I thought of how confused and distracted I’d become the day that Trey and I had chased Violet through Willow High School to grab her locket. This was a similar sort of feeling, and despite acknowledging that my thoughts were probably being manipulated, I remained frozen on the sidewalk even after catching my breath, staring down Glenn’s street toward his house. However, when I pressed the gris-gris I wore around my neck between my thumb and the knuckle of my index finger, I suddenly—almost magically—had the
strength to turn away and continue to the grocery store.
The fact that Mrs. Robinson’s magic actually seemed to work gave me hope for the next day. The sun had set, and the temperature had dropped by the time I crossed my front yard carrying my brick and my purchases from the grocery store: two mason jars, a bag of cornmeal, two cans of coffee, and ingredients for a modest salad to justify my walk across town in case Mom asked. In the kitchen, I dumped ancient flour out of an old Tupperware container into the trash, rinsed out the inside of the container, and poured the ground coffee from both cans into it. Then I placed the plastic lids back on the now-empty cans, and voilà: two makeshift bongos—at least the closest thing to drums I was going to get my hands on before the next day.
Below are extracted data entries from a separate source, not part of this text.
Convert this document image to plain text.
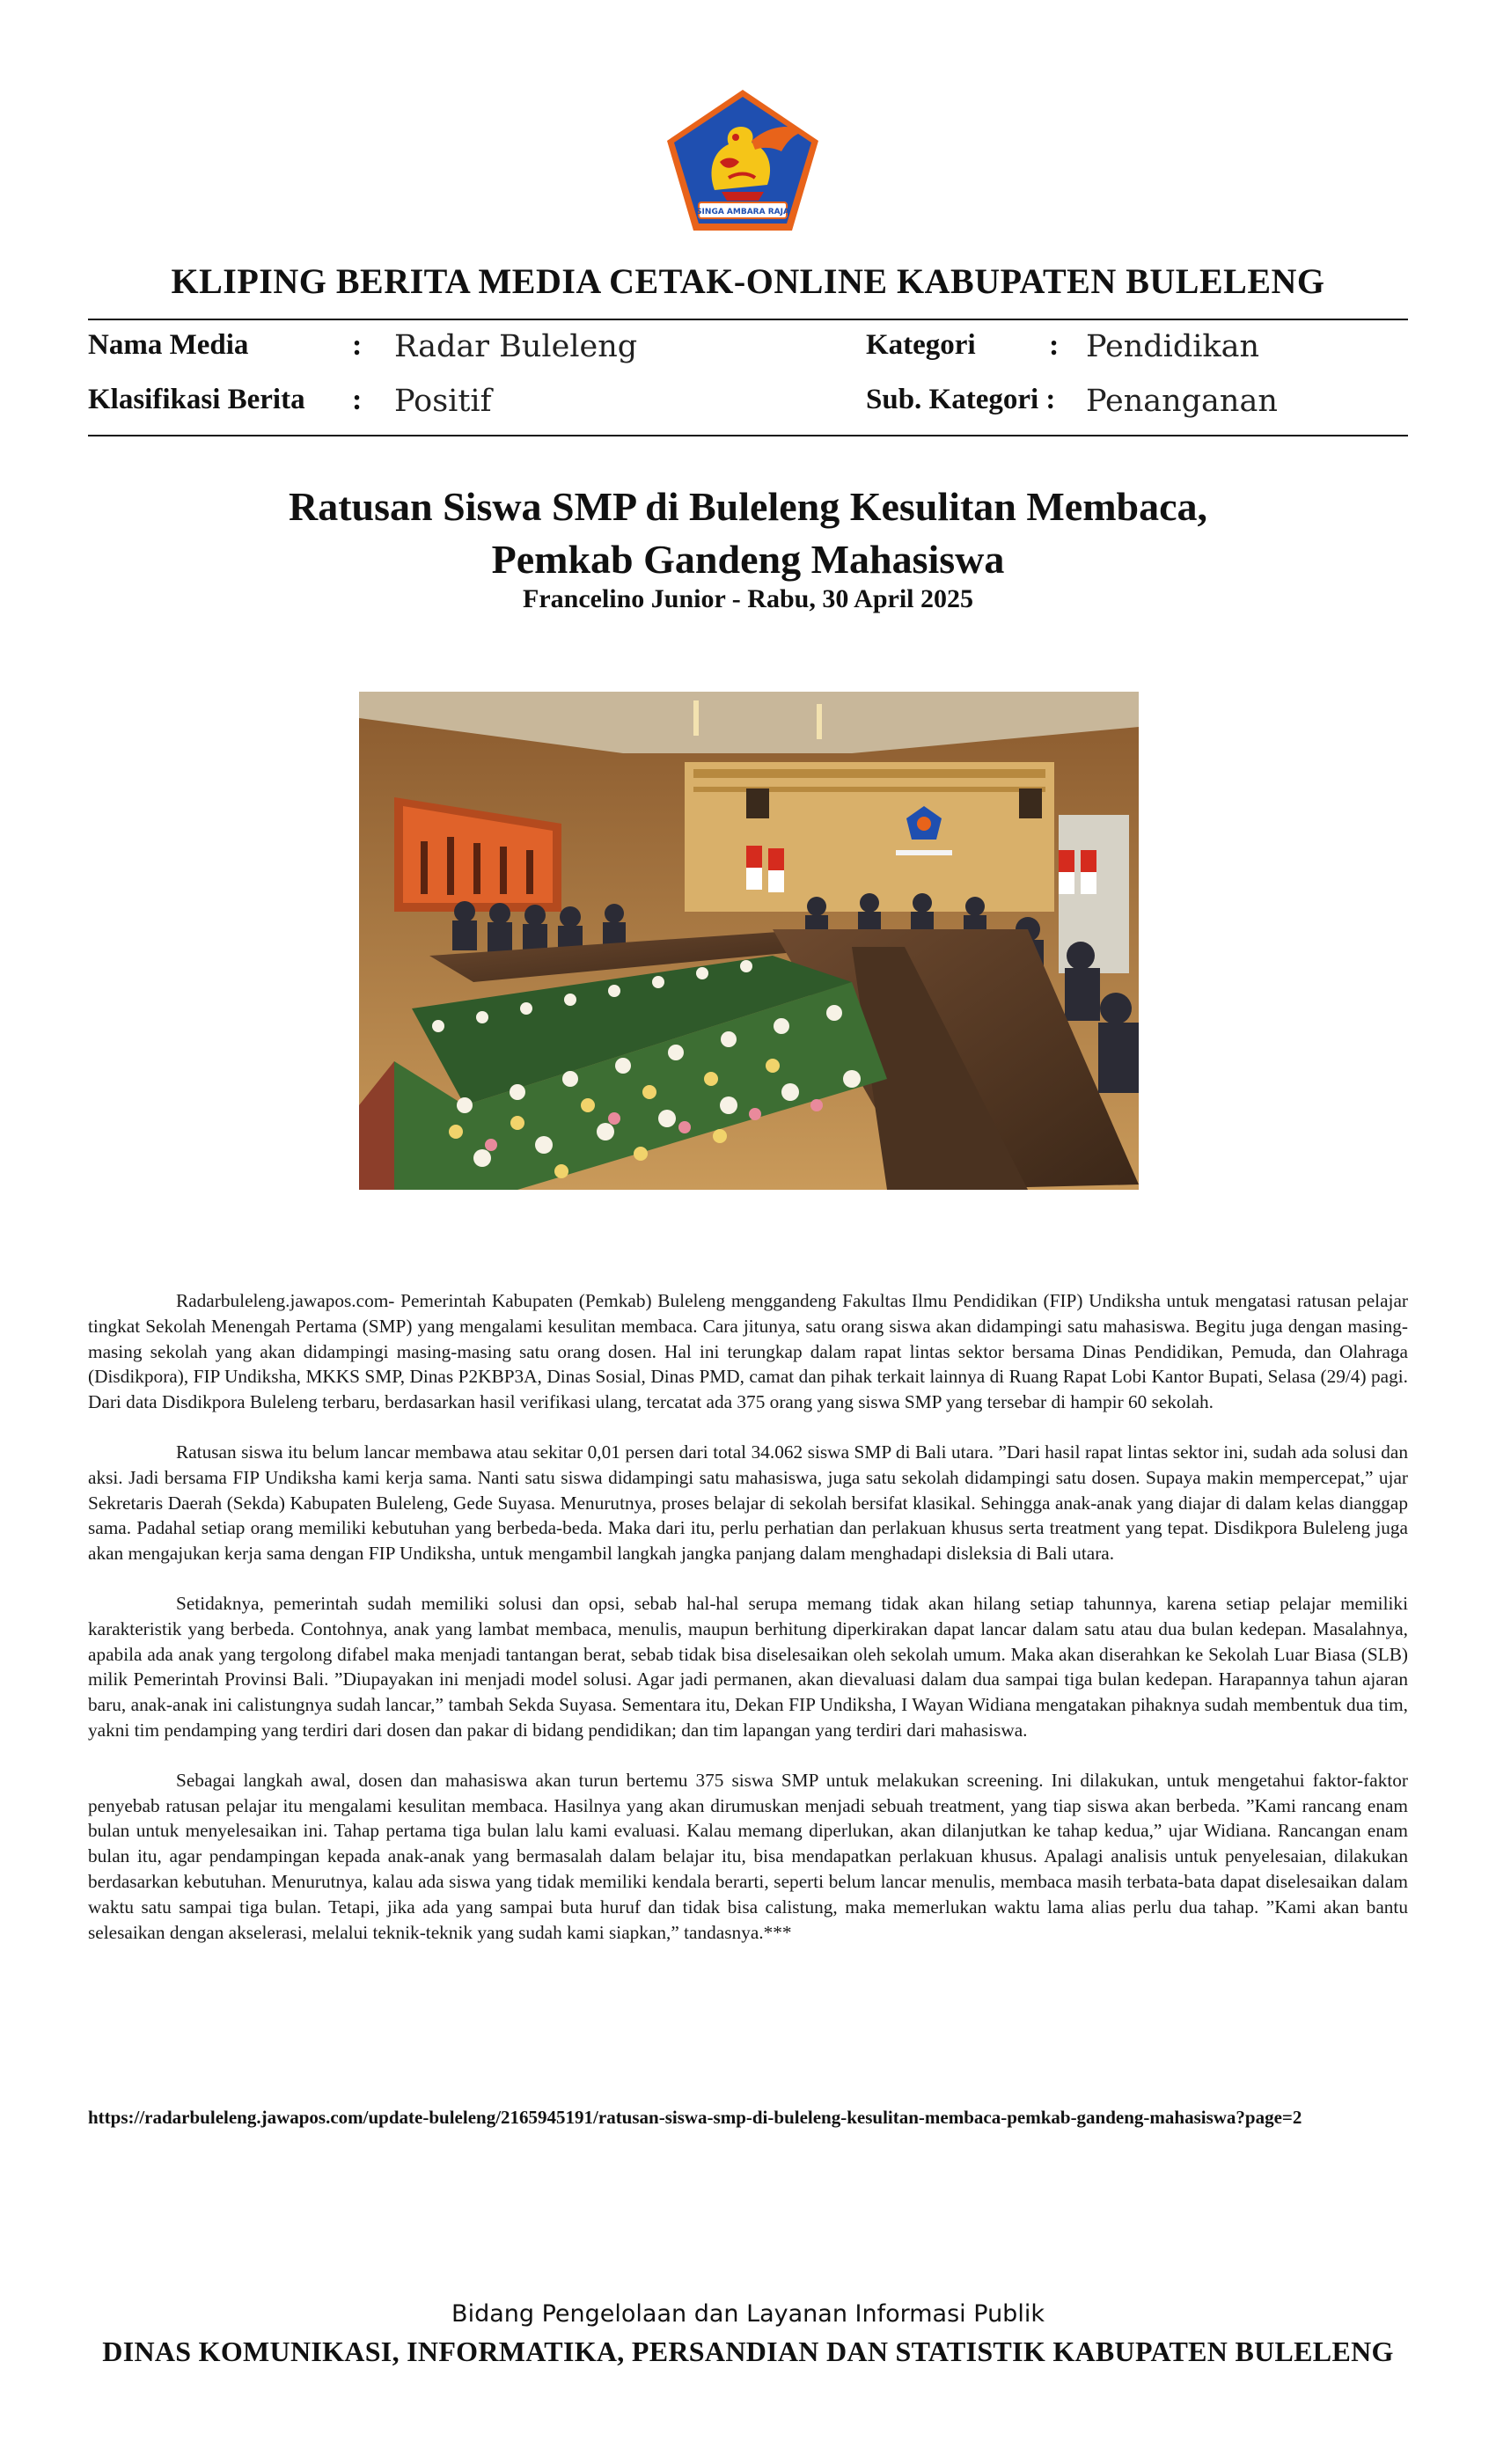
SINGA AMBARA RAJA
KLIPING BERITA MEDIA CETAK-ONLINE KABUPATEN BULELENG
Nama Media	: Radar Buleleng	Kategori : Pendidikan
Klasifikasi Berita : Positif	Sub. Kategori : Penanganan
Ratusan Siswa SMP di Buleleng Kesulitan Membaca,
Pemkab Gandeng Mahasiswa
Francelino Junior - Rabu, 30 April 2025

Radarbuleleng.jawapos.com- Pemerintah Kabupaten (Pemkab) Buleleng menggandeng Fakultas Ilmu Pendidikan (FIP) Undiksha untuk mengatasi ratusan pelajar tingkat Sekolah Menengah Pertama (SMP) yang mengalami kesulitan membaca. Cara jitunya, satu orang siswa akan didampingi satu mahasiswa. Begitu juga dengan masing-masing sekolah yang akan didampingi masing-masing satu orang dosen. Hal ini terungkap dalam rapat lintas sektor bersama Dinas Pendidikan, Pemuda, dan Olahraga (Disdikpora), FIP Undiksha, MKKS SMP, Dinas P2KBP3A, Dinas Sosial, Dinas PMD, camat dan pihak terkait lainnya di Ruang Rapat Lobi Kantor Bupati, Selasa (29/4) pagi. Dari data Disdikpora Buleleng terbaru, berdasarkan hasil verifikasi ulang, tercatat ada 375 orang yang siswa SMP yang tersebar di hampir 60 sekolah.

Ratusan siswa itu belum lancar membawa atau sekitar 0,01 persen dari total 34.062 siswa SMP di Bali utara. ”Dari hasil rapat lintas sektor ini, sudah ada solusi dan aksi. Jadi bersama FIP Undiksha kami kerja sama. Nanti satu siswa didampingi satu mahasiswa, juga satu sekolah didampingi satu dosen. Supaya makin mempercepat,” ujar Sekretaris Daerah (Sekda) Kabupaten Buleleng, Gede Suyasa. Menurutnya, proses belajar di sekolah bersifat klasikal. Sehingga anak-anak yang diajar di dalam kelas dianggap sama. Padahal setiap orang memiliki kebutuhan yang berbeda-beda. Maka dari itu, perlu perhatian dan perlakuan khusus serta treatment yang tepat. Disdikpora Buleleng juga akan mengajukan kerja sama dengan FIP Undiksha, untuk mengambil langkah jangka panjang dalam menghadapi disleksia di Bali utara.

Setidaknya, pemerintah sudah memiliki solusi dan opsi, sebab hal-hal serupa memang tidak akan hilang setiap tahunnya, karena setiap pelajar memiliki karakteristik yang berbeda. Contohnya, anak yang lambat membaca, menulis, maupun berhitung diperkirakan dapat lancar dalam satu atau dua bulan kedepan. Masalahnya, apabila ada anak yang tergolong difabel maka menjadi tantangan berat, sebab tidak bisa diselesaikan oleh sekolah umum. Maka akan diserahkan ke Sekolah Luar Biasa (SLB) milik Pemerintah Provinsi Bali. ”Diupayakan ini menjadi model solusi. Agar jadi permanen, akan dievaluasi dalam dua sampai tiga bulan kedepan. Harapannya tahun ajaran baru, anak-anak ini calistungnya sudah lancar,” tambah Sekda Suyasa. Sementara itu, Dekan FIP Undiksha, I Wayan Widiana mengatakan pihaknya sudah membentuk dua tim, yakni tim pendamping yang terdiri dari dosen dan pakar di bidang pendidikan; dan tim lapangan yang terdiri dari mahasiswa.

Sebagai langkah awal, dosen dan mahasiswa akan turun bertemu 375 siswa SMP untuk melakukan screening. Ini dilakukan, untuk mengetahui faktor-faktor penyebab ratusan pelajar itu mengalami kesulitan membaca. Hasilnya yang akan dirumuskan menjadi sebuah treatment, yang tiap siswa akan berbeda. ”Kami rancang enam bulan untuk menyelesaikan ini. Tahap pertama tiga bulan lalu kami evaluasi. Kalau memang diperlukan, akan dilanjutkan ke tahap kedua,” ujar Widiana. Rancangan enam bulan itu, agar pendampingan kepada anak-anak yang bermasalah dalam belajar itu, bisa mendapatkan perlakuan khusus. Apalagi analisis untuk penyelesaian, dilakukan berdasarkan kebutuhan. Menurutnya, kalau ada siswa yang tidak memiliki kendala berarti, seperti belum lancar menulis, membaca masih terbata-bata dapat diselesaikan dalam waktu satu sampai tiga bulan. Tetapi, jika ada yang sampai buta huruf dan tidak bisa calistung, maka memerlukan waktu lama alias perlu dua tahap. ”Kami akan bantu selesaikan dengan akselerasi, melalui teknik-teknik yang sudah kami siapkan,” tandasnya.***

https://radarbuleleng.jawapos.com/update-buleleng/2165945191/ratusan-siswa-smp-di-buleleng-kesulitan-membaca-pemkab-gandeng-mahasiswa?page=2
Bidang Pengelolaan dan Layanan Informasi Publik
DINAS KOMUNIKASI, INFORMATIKA, PERSANDIAN DAN STATISTIK KABUPATEN BULELENG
Realizing I could no longer put Henry off without jeopardizing our plan, I called him from my bedroom and ran him through the steps we’d have to take at Gundarsson’s. He did not dismiss the plan or doubt its potential because it sounded ridiculous. But he did say, after mulling everything over, “If we pull this off, it’s going to be a miracle.”
“Don’t say that,” I warned him, thinking about the approaching new moon. “This has to work.”
The tutorial I had watched on YouTube about making red brick dust had suggested all I needed to do was set down some newspaper on concrete to catch the dust, place the brick on it, and hit it with a hammer while wearing safety goggles. I knew without checking that we didn’t have safety goggles in the house, so I fished Mom’s swimming goggles out of the linen closet in the bathroom.